Zwischen dir, dem Teufel und dem Tod

Obacht, wen du ein dein Leben, dein Haus und dein Herz lässt. So oder so ähnlich könnte die Quintessenz der Geschichte von The Good Liar – Das alte Böse lauten. In der Verfilmung des gleichnamigen Romans von Nicholas Searle (erschienen bei Rowohlt) lernt die verwitwete Betty McLeish (Helen Mirren) über ein Online-Datingportal den charmanten Trickbetrüger Roy Courtnay (Ian McKellen) kennen. Ziel ist es, die vermeintlich einfältige Dame um ihr Vermögen zu bringen. 

Ob dies so einfach gelingen wird, ist jedoch fraglich, schließlich steigen beide gleich mit ein bis zwei Lügen in das Leben des oder der  jeweils anderen ein, noch bevor sie einander jemals zu Gesicht bekommen haben. Wie viele Lügen, Halbwahrheiten und Auslassungen die beiden einander im Laufe des Films, der am 2. August um 22:50 Uhr im Rahmen der Sommerkino-Reihe im Ersten zu sehen ist, noch zuteilwerden lassen, ist die große Frage in The Good Liar, der als leichtfüßige Gaunerkomödie beginnt und sich im Verlauf zu einem hintergründigen und doppelbödigen Thrillerdrama entwickelt.
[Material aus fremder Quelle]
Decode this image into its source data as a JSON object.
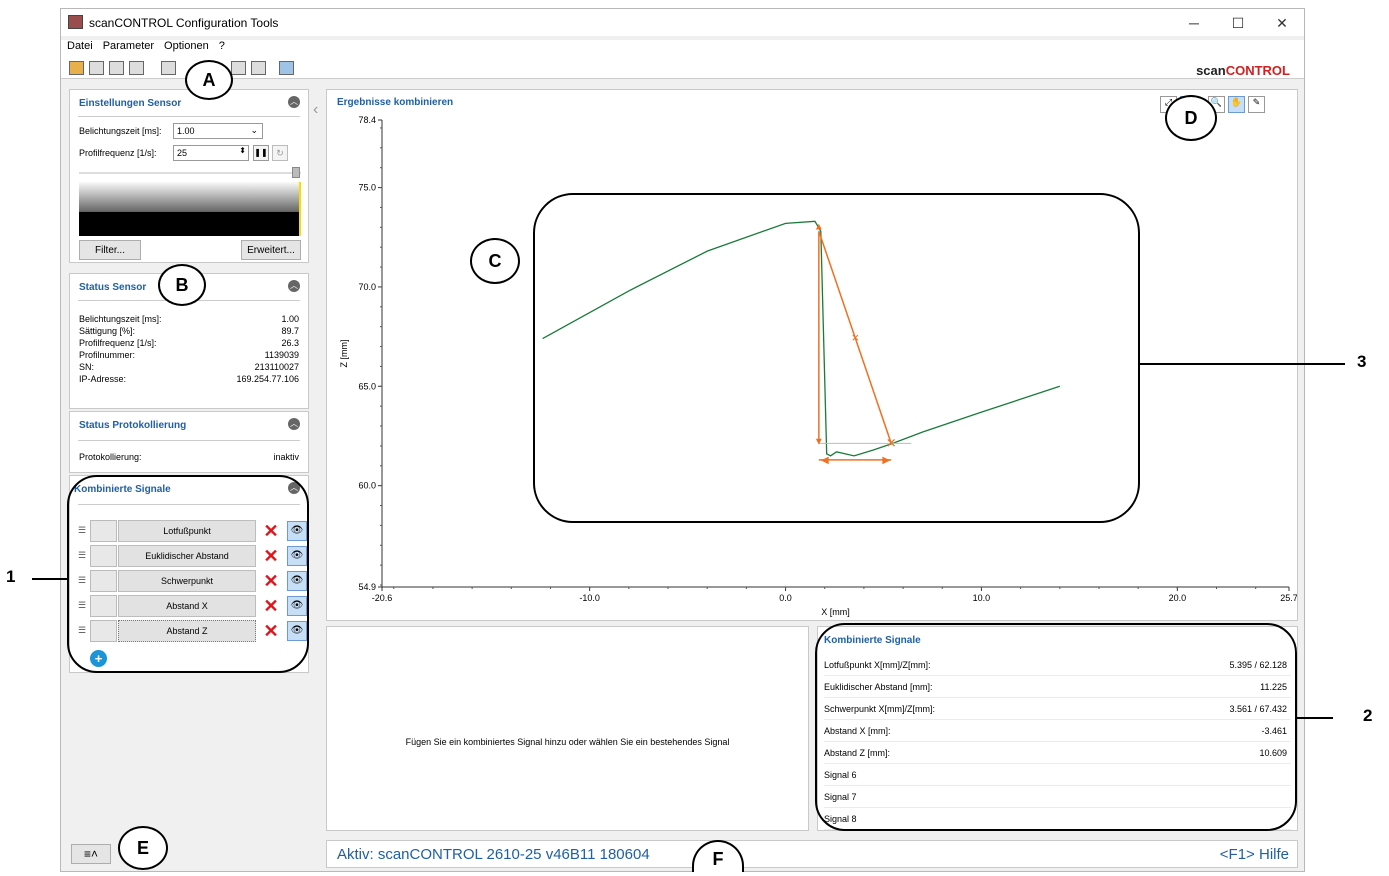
{
  "window": {
    "title": "scanCONTROL Configuration Tools",
    "minimize": "─",
    "maximize": "☐",
    "close": "✕"
  },
  "menu": [
    "Datei",
    "Parameter",
    "Optionen",
    "?"
  ],
  "brand": {
    "prefix": "scan",
    "suffix": "CONTROL"
  },
  "sensor_settings": {
    "title": "Einstellungen Sensor",
    "exposure_label": "Belichtungszeit [ms]:",
    "exposure_value": "1.00",
    "freq_label": "Profilfrequenz [1/s]:",
    "freq_value": "25",
    "filter_button": "Filter...",
    "advanced_button": "Erweitert..."
  },
  "status_sensor": {
    "title": "Status Sensor",
    "rows": [
      {
        "label": "Belichtungszeit [ms]:",
        "value": "1.00"
      },
      {
        "label": "Sättigung [%]:",
        "value": "89.7"
      },
      {
        "label": "Profilfrequenz [1/s]:",
        "value": "26.3"
      },
      {
        "label": "Profilnummer:",
        "value": "1139039"
      },
      {
        "label": "SN:",
        "value": "213110027"
      },
      {
        "label": "IP-Adresse:",
        "value": "169.254.77.106"
      }
    ]
  },
  "status_logging": {
    "title": "Status Protokollierung",
    "label": "Protokollierung:",
    "value": "inaktiv"
  },
  "combined_signals_panel": {
    "title": "Kombinierte Signale",
    "signals": [
      "Lotfußpunkt",
      "Euklidischer Abstand",
      "Schwerpunkt",
      "Abstand X",
      "Abstand Z"
    ]
  },
  "result_panel": {
    "title": "Ergebnisse kombinieren"
  },
  "chart_data": {
    "type": "line",
    "title": "",
    "xlabel": "X [mm]",
    "ylabel": "Z [mm]",
    "xlim": [
      -20.6,
      25.7
    ],
    "ylim": [
      54.9,
      78.4
    ],
    "x_ticks": [
      "-20.6",
      "-10.0",
      "0.0",
      "10.0",
      "20.0",
      "25.7"
    ],
    "y_ticks": [
      "78.4",
      "75.0",
      "70.0",
      "65.0",
      "60.0",
      "54.9"
    ],
    "series": [
      {
        "x": [
          -12.4,
          -8,
          -4,
          0,
          1.5,
          1.8,
          2.1,
          2.3,
          2.6,
          3.5,
          4.5,
          5.4,
          7,
          10,
          14
        ],
        "y": [
          67.4,
          69.8,
          71.8,
          73.2,
          73.3,
          72.8,
          61.6,
          61.5,
          61.7,
          61.5,
          61.8,
          62.1,
          62.7,
          63.7,
          65.0
        ],
        "color": "#1a7a3a"
      }
    ],
    "annotations": {
      "lotfusspunkt": [
        5.395,
        62.128
      ],
      "apex": [
        1.7,
        72.8
      ],
      "schwerpunkt": [
        3.561,
        67.432
      ],
      "base_left": [
        1.7,
        61.4
      ],
      "color": "#f07020"
    }
  },
  "hint_text": "Fügen Sie ein kombiniertes Signal hinzu oder wählen Sie ein bestehendes Signal",
  "results": {
    "title": "Kombinierte Signale",
    "rows": [
      {
        "label": "Lotfußpunkt X[mm]/Z[mm]:",
        "value": "5.395 / 62.128"
      },
      {
        "label": "Euklidischer Abstand [mm]:",
        "value": "11.225"
      },
      {
        "label": "Schwerpunkt X[mm]/Z[mm]:",
        "value": "3.561 / 67.432"
      },
      {
        "label": "Abstand X [mm]:",
        "value": "-3.461"
      },
      {
        "label": "Abstand Z [mm]:",
        "value": "10.609"
      },
      {
        "label": "Signal 6",
        "value": ""
      },
      {
        "label": "Signal 7",
        "value": ""
      },
      {
        "label": "Signal 8",
        "value": ""
      }
    ]
  },
  "status_bar": {
    "active": "Aktiv: scanCONTROL 2610-25 v46B11  180604",
    "help": "<F1> Hilfe"
  },
  "callouts": {
    "A": "A",
    "B": "B",
    "C": "C",
    "D": "D",
    "E": "E",
    "F": "F",
    "n1": "1",
    "n2": "2",
    "n3": "3"
  }
}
Skrupellos und doch voller Gefühl?

Dabei schaffen es das Drehbuch von Jeffrey Hatcher und die sattelfeste Inszenierung von Regisseur Bill Condon (der mit McKellen unter anderem schon bei Gods and Monsters und Mr. Holmes zusammenarbeitete) es, uns über den größten Teil der Laufzeit launig bei der Stange zu halten und sich nicht allzu sehr in die Karten blicken zu lassen. Zwar wird schnell klar, dass McKellens Roy Courtnay mitnichten nur ein Trickbetrüger der guten alten Schule, sondern ein so gewiefter wie skrupelloser Krimineller ist. Doch genauso deutlich, wie dies ist so unklar bleibt, ob seine Gefühle für Betty, in deren Haus er zwischenzeitlich als Gast einzieht, womöglich echt sein könnten.
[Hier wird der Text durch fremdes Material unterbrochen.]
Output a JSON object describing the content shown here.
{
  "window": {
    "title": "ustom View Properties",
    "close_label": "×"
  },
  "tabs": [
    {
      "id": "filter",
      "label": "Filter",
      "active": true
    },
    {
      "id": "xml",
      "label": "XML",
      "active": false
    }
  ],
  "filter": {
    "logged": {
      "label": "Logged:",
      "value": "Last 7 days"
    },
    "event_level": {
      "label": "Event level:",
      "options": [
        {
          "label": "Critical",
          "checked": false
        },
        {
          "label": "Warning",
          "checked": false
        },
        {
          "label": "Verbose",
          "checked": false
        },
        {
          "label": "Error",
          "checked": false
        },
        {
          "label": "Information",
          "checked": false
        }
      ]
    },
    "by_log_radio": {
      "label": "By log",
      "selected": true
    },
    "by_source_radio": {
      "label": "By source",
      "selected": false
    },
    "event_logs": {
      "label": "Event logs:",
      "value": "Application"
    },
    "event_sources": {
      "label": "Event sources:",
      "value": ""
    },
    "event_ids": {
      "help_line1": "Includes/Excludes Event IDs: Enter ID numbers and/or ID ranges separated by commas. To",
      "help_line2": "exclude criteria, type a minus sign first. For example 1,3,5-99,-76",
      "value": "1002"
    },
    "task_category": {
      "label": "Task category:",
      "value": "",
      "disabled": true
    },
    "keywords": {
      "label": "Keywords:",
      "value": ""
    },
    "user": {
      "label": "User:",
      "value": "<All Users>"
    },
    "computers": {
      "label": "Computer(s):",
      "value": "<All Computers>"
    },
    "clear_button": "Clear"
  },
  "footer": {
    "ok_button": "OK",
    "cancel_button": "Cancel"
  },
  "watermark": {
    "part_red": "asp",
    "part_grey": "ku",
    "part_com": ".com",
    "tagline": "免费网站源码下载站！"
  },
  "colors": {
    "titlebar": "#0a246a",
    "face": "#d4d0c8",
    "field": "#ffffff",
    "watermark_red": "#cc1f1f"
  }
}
Stephen (Russell Tovey) begleitet Betty (Helen Mirren) nach Berlin – auch weil er Roy misstraut // © 2019 Warner Bros. Entertainment Inc. and BRON Creative USA, Corp. All Rights Reserved

Bei deren Enkel Steven (Russell Tovey; Looking, Years and Years, The Pass) hingegen schrillen alle Alarmglocken (und ja, es gibt eine minikleine schwule Einfügung). Zurecht wie wir Zuschauer*innen wissen und doch bringt es enorme Freude, dabei zuzusehen, wie sich Roy nicht nur mithilfe seiner Lebensklugheit und Schlagfertigkeit, sondern auch seines Komplizen Vincent (Jim Carter; Carson in Downton Abbey) dem Störenfried immer wieder verbal zu entledigen weiß.
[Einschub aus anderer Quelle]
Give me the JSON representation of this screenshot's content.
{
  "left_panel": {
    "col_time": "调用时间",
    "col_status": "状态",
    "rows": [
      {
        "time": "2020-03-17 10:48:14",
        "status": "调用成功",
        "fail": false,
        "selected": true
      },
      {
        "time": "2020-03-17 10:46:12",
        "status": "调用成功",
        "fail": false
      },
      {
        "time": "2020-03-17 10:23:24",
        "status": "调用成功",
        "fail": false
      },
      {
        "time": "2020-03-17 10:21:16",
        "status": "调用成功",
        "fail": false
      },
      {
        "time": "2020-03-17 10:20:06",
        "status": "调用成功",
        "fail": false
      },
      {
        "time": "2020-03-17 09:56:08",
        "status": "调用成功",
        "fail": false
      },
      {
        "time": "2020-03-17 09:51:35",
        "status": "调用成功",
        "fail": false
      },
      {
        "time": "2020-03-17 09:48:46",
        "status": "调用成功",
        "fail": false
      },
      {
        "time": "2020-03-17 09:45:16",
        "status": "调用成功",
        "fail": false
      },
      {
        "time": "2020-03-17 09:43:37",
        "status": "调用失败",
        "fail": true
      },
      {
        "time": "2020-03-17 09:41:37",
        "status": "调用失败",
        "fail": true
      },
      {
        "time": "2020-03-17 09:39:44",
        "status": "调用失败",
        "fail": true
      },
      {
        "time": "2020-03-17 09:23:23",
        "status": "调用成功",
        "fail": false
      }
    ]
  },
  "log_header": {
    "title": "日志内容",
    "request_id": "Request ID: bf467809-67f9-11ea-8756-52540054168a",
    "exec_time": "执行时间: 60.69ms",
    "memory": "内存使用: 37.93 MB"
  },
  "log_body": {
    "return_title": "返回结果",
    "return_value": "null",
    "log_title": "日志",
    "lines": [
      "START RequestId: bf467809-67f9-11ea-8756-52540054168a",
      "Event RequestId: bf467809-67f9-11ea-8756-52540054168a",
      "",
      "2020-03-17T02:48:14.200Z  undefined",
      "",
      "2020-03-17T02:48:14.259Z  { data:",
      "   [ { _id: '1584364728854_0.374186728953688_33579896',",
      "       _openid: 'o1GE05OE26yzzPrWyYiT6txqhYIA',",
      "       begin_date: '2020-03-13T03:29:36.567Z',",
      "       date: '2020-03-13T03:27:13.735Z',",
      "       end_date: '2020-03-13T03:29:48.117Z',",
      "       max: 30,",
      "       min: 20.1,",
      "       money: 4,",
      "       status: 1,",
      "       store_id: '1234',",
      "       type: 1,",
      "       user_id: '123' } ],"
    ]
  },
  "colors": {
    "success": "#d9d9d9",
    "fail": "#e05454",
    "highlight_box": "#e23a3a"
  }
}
Ein Misstrauen, das gerechtfertigt sein mag, denn der gerissene Betrüger Roy (Ian McKellen) kann es auch auf die harte Tour // © 2019 Warner Bros. Entertainment Inc. and BRON Creative USA, Corp. All Rights Reserved

Der allerdings beißt sich fest, was zu einer Konfrontation mit Roys möglicher Vergangenheit bei einer gemeinsamen Berlin-Reise führt. Spätestens hier beginnt The Good Liar auch sich endgültig von der Idee einer Gangsterkomödie mit brutalen Einschüben zu verabschieden, befinden wir uns doch durch Rückblenden plötzlich inmitten des zerbombten Berlins 1948 und einer verschachtelten Hintergrundgeschichte.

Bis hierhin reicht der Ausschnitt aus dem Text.